In 2022, Arent & Pyke released Interiors Beyond the Primary Palette, a book that distilled their philosophy into five key ideas: joy, colour, character, spirit and alchemy. “It was such a great process,” says Pyke. “We started somewhere and ended somewhere completely different. Refining those ideas helped us realise that those five things could sum up the whole practice.”
“It really cemented that idea of interaction, of architecture and decoration being part of the same conversation.”
For Arent, the exercise also clarified something less tangible. “There’s a part of design that’s very non-intellectual,” she says. “It’s intuitive. Having to talk about it was valuable because it gave us language for what we do. It means we can share that with the team and with clients in a more structured way.”
Their instinct for harmony extends beyond materials to the collaborators they bring into each project. “We’ve been building relationships with makers for a long time,” says Pyke.
Their instinct for harmony extends beyond materials to the collaborators they bring into each project.
“It’s one of the things we love most about having a broader team. Everyone brings new connections, new craftspeople, new ways of doing things.” “It’s the excitement of experimentation,” adds Arent. “When you’re working on a residence, you’re designing in real time. You’re not doing the same thing over and over. Every joinery detail, every finish… it’s thrilling to see it come to life.” That balance between signature and surprise is something they continue to navigate. “There’s obviously a thread. We can’t always see it ourselves, but it’s there.”

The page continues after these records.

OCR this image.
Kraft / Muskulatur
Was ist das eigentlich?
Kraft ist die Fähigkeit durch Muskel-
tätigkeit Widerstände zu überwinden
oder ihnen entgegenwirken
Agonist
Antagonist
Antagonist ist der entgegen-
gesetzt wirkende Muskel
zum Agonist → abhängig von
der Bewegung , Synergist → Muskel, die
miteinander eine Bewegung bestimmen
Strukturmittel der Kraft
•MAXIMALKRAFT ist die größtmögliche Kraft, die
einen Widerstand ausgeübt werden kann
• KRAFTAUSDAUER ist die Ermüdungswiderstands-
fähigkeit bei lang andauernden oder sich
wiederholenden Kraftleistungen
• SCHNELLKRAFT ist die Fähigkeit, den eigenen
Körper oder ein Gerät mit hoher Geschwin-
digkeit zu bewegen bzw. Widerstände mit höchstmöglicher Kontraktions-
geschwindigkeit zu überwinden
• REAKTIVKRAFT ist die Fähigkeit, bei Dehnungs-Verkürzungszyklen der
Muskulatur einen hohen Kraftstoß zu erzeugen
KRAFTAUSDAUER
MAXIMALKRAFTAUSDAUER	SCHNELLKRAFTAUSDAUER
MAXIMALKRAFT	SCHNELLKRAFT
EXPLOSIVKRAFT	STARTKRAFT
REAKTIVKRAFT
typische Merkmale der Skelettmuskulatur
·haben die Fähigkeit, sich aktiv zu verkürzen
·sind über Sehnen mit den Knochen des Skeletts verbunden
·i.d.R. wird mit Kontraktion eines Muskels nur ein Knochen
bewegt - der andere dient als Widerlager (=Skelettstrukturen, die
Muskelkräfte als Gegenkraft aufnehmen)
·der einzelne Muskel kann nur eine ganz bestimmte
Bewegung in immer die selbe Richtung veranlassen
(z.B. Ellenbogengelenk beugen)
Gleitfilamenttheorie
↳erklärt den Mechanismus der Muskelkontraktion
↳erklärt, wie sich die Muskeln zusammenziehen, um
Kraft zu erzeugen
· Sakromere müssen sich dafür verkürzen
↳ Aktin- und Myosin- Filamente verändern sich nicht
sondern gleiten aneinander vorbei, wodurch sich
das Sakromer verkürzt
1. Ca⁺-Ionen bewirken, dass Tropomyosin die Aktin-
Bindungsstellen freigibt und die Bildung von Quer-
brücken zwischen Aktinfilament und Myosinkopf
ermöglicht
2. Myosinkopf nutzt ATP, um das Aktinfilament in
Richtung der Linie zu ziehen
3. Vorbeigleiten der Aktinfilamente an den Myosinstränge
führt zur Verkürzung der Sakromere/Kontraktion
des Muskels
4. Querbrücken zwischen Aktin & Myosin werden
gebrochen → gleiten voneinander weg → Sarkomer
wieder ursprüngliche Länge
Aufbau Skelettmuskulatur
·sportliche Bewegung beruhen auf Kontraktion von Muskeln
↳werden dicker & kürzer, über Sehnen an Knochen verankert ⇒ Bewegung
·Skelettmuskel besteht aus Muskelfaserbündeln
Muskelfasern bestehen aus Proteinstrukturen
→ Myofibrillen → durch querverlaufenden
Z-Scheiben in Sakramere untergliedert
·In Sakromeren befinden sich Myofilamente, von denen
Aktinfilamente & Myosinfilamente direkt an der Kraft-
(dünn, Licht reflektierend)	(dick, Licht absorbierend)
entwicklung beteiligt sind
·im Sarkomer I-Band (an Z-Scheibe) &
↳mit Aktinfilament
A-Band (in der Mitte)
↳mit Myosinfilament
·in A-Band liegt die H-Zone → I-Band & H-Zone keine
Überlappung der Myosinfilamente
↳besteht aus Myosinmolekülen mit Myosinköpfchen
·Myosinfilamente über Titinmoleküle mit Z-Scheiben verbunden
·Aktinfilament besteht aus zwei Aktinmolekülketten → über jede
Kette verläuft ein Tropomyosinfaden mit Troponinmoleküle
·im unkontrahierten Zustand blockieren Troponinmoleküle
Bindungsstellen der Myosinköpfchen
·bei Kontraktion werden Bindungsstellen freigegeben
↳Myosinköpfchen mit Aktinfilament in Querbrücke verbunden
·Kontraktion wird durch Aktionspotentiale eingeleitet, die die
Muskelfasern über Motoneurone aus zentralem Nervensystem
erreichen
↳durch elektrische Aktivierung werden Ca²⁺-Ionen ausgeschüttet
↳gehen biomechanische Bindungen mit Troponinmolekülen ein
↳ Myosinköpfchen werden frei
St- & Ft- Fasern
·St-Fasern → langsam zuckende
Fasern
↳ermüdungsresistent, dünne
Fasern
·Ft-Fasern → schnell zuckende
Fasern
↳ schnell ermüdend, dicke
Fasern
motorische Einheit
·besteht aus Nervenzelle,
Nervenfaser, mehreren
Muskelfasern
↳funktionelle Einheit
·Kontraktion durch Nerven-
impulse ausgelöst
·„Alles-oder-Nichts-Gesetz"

When I ask what that thread feels like, Arent pauses. “I know the things we’re not,” she says finally. “Whenever I see something very glossy or glamorous, I can appreciate it, but it’s not us.” Their projects, from heritage restorations to contemporary builds, share an understated sensuality, a quality that feels intuitive rather than aesthetic. “Spirit was always a big one for us. That idea of home being alive, something you interact with every day. It needs to nurture; it needs to have soul.”